Friday, June 2, 2006

Last day of the punk show

"Someday," you say. "Someday we'll go back down there. Late at night like. We'll dress all in black," you say. "Black jeans and hoodie. Maybe I'll even dig my old Ramones sweater out of the closet for the occasion. Pair of black Chucks for creeping around all quiet like. What do you say? You in? We'll pry open that rotten door at the back. The same door we used to skip past the line at. All those suckers waiting in line; you remember that? Head in through the back door," you say, "jump up on stage and give it one last go. You'll have your guitar and I'll-"

"Hey-"

"What?"

"The old hall burned down years ago."

"Really?"

"Four years at least."

"Oh."

Circa 1992. Lost in the pit, just a boiling mass of bodies, ripped jeans, and concert tees, damp with sweat and beer. Blood drips from my nose, the result of a wicked elbow to the face; an anonymous hit - no harm, no foul. My own knee connects now with the cheekbone of another, sending us both crashing to the sticky floor. There's the mad scramble to resurface before it's too late. Before we're trampled to death. My eyes briefly meet his through the chaos of legs and I'm offered a bloody grin. "No harm, mate," he seems to say. That second, we're both pulled back into the fray by the anonymous hands of the mosh angels. Got to rediscover the rhythm. Got to slip back into pattern, that swirling, agitated muddle. Got to get back

to

now.

Back to the calm of a sunny suburban day. Relaxing in the easy comfort of my backyard patio, I watch as you adjust the umbrella to better shield our eyes from the blazing sun. Hoisting my bottle of imported beer, I prompt you to do the same and offer a toast.

"To temporality," I say.

You echo the sentiment before allowing our bottles to clink.

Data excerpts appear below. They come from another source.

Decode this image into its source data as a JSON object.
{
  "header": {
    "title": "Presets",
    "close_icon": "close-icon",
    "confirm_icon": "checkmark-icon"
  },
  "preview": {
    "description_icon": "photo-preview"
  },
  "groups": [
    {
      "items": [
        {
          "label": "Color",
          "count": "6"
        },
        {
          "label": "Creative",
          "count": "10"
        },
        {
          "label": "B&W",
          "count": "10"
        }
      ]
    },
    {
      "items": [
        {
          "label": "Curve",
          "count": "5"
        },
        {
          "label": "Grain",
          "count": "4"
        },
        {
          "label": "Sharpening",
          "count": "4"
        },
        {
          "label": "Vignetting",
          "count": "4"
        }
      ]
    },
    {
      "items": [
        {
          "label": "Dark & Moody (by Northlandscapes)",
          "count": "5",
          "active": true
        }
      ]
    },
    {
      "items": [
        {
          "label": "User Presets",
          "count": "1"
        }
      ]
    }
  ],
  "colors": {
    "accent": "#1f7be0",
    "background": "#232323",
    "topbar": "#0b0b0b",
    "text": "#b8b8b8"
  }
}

"You know what the true failure of suburbia is?" I ask.

"Enlighten me."

"The true failure of suburbia," I say, "lies squarely in the very safety we all seek here. Its failure lies in its homogeneity, its uninspiring blandness, and in its rampant unoriginality. Where are the weirdoes and freaks to inspire our future children? Where are the decrepit arcades and concert halls they'll frequent?"

"Downtown, of course. They'll move out of here as soon as possible," you say, "and move downtown."

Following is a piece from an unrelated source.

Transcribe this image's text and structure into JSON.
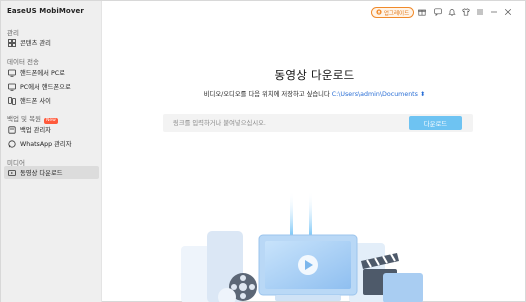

"I know. And then the adult switch will get flipped like an overloaded breaker and they'll all move back out here, each with the same burning question on their lips: why did I ever leave?"

"So much for antiestablishmentarianism."

"Ha!"

"You know, we used to mock this life and now we live it."

"There's just no way of getting around the way things are meant to be," I say.

"Formulaic, our lives."

"It's the natural progression of things," I say. "We all grow up yearning for anarchy only to wind up embracing antiquity."